Marta “Blumi” Tripodi e la sua dedizione per la musica

Marta Blumi Tripodi

Anche per quest’anno, siamo arrivati all’ultimo mese dell’anno. Il 2019 sarà il quarto anno per la rubrica di Casa Ladies First, ma prima di pensare al futuro restiamo concentrati sul presente. Concludiamo in bellezza il 2018 con un episodio speciale e molto interessante. Era un bel po’ di tempo che aspettavamo l’occasione giusta per coinvolgere la protagonista di questo appuntamento e, come spesso accade, tutto è arrivato all’improvviso.

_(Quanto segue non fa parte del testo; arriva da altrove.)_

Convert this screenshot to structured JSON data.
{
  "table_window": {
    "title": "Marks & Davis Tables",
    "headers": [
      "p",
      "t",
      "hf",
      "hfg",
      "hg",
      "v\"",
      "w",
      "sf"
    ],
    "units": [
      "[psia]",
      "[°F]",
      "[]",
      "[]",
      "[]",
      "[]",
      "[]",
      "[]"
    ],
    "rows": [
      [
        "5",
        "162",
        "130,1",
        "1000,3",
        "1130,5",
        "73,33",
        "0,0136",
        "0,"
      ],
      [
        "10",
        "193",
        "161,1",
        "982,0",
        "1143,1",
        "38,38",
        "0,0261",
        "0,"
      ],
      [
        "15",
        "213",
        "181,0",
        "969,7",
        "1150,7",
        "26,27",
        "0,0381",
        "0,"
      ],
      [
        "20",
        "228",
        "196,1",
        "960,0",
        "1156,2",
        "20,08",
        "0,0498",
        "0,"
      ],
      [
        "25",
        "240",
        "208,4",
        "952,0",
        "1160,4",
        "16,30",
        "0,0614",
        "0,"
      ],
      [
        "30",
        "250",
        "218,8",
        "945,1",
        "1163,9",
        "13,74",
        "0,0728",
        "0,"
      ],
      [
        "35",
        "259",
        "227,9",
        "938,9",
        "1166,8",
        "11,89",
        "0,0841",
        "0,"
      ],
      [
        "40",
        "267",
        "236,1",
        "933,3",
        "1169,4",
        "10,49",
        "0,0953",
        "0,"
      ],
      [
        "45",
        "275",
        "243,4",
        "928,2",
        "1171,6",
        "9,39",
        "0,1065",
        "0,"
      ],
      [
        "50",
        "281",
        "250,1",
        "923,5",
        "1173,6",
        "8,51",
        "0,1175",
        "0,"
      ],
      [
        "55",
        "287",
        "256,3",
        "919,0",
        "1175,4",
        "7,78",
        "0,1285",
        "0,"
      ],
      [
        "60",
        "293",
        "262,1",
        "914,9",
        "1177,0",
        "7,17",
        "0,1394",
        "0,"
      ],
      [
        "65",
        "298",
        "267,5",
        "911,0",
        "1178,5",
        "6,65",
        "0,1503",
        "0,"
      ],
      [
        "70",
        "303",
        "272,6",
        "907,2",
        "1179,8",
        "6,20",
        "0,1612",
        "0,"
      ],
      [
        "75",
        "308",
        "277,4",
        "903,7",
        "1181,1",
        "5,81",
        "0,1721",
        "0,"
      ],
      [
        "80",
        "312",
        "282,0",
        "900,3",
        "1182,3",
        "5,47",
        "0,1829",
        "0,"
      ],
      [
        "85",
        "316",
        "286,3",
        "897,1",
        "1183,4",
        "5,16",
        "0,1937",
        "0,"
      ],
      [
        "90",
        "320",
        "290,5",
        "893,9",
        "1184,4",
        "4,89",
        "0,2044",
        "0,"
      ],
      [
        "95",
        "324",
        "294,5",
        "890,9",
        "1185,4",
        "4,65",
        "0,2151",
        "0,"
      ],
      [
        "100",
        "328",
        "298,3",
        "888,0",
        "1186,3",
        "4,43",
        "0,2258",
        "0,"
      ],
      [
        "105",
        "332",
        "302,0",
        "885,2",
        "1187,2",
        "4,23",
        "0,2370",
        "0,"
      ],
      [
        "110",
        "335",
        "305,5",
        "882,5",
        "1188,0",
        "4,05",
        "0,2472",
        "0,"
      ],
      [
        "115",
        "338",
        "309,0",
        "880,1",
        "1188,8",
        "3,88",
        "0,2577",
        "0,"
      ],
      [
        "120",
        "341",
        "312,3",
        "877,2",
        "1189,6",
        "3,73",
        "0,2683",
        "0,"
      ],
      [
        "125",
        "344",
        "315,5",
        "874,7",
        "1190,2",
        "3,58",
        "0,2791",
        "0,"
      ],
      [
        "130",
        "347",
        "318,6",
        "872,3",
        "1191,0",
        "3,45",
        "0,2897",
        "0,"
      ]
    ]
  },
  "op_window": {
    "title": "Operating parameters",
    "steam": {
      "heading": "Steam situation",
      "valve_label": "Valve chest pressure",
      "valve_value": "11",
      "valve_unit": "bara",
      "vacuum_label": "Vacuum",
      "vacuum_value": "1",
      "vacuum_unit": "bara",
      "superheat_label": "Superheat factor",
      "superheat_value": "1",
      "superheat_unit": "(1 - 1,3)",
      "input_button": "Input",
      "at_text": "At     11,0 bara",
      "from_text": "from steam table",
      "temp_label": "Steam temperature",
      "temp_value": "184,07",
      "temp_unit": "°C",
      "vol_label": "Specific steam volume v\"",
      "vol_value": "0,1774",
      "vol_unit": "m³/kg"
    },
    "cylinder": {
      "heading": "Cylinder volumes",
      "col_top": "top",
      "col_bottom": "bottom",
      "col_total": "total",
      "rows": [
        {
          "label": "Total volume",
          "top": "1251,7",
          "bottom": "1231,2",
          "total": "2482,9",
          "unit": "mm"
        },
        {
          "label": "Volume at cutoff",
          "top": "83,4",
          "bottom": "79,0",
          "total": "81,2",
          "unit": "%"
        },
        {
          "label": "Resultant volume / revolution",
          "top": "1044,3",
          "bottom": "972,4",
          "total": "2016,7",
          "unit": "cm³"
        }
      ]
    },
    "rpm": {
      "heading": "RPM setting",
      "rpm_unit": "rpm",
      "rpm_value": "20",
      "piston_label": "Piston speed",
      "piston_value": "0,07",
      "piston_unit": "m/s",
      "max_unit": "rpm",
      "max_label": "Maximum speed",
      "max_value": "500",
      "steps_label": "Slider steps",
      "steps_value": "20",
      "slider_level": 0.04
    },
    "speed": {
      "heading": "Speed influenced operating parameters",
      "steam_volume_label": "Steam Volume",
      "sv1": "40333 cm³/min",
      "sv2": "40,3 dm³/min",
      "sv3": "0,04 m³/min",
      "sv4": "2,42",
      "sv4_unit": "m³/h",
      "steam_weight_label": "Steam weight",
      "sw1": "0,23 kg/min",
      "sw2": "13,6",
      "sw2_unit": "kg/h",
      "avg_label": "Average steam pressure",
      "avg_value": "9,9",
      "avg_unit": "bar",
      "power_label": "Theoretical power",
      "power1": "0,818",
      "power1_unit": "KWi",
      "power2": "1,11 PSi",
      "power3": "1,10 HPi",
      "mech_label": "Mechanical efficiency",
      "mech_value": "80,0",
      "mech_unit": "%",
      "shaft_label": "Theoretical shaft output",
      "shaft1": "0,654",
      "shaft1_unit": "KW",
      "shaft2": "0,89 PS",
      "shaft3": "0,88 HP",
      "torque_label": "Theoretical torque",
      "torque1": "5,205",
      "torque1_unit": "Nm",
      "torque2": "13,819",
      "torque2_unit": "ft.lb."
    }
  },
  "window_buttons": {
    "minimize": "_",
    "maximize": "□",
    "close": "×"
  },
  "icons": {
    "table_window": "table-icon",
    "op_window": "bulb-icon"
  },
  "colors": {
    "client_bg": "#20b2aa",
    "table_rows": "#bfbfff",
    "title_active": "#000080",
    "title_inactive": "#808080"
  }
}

Con noi c’è Marta “Blumi” Tripodi, figura di riferimento quando si tratta di raccontare la musica rap/urban attraverso interviste, rubriche, reportage e articoli di approfondimento. Classe ’84, Marta è nata nel capoluogo meneghino e da vent’anni racconta il mondo musicale dell’Hip Hop con il suo sguardo attendo ed appassionato. Dal 2007 lavora a Rai Radio2 in qualità di autrice e/o regista di vari programmi, soprattutto a carattere musicale (Babylon, Stay Soul, Radio2 InTheMix, RadioBattle), ma non è tutto! Tra i mille impegni professionali e non, negli anni ha accumulato esperienze e tra le altre cose, dal 2017 è docente di Gestione della Diretta Radiofonica presso il master “Fare Radio” dell’Università Cattolica del Sacro Cuore di Milano. Collabora con RSI Rete Tre, la rete a vocazione musicale della radio pubblica svizzera, e TRX Radio, la prima emittente urban italiana. Come giornalista scrive per Rolling Stone, Musica Jazz e altre testate, e per Rizzoli e Mondadori ha curato diversi libri musicali, tra cui “Hip Hop Raised me” (di DJ Semtex), “Zero” (di Sfera Ebbasta) e il più recente “Il Rap Anno per Anno” (di Shea Serrano) – leggi la nostra recensione – motivo per cui siamo qui tra queste righe in questo momento. La nostra redazione la stima da sempre soprattutto per la direzione di Hotmc, il più longevo portale sulla musica rap e la cultura Hip Hop in Italia, online ininterrottamente dal 2006 con origini che risalgono al 1998 tra forum community (Hotboards), il motore di ricerca CIRI (Cerca Il Rap Italiano) e le news.

Questa è l’intervista che abbiamo realizzato con Marta “Blumi” Tripodi, check it out!

Benvenuta Marta, il tuo è un nome molto noto nella scena Hip Hop e nell’area degli addetti ai lavori, una delle poche voci autorevoli nell’ambito rap/urban. Com’è nata questa passione?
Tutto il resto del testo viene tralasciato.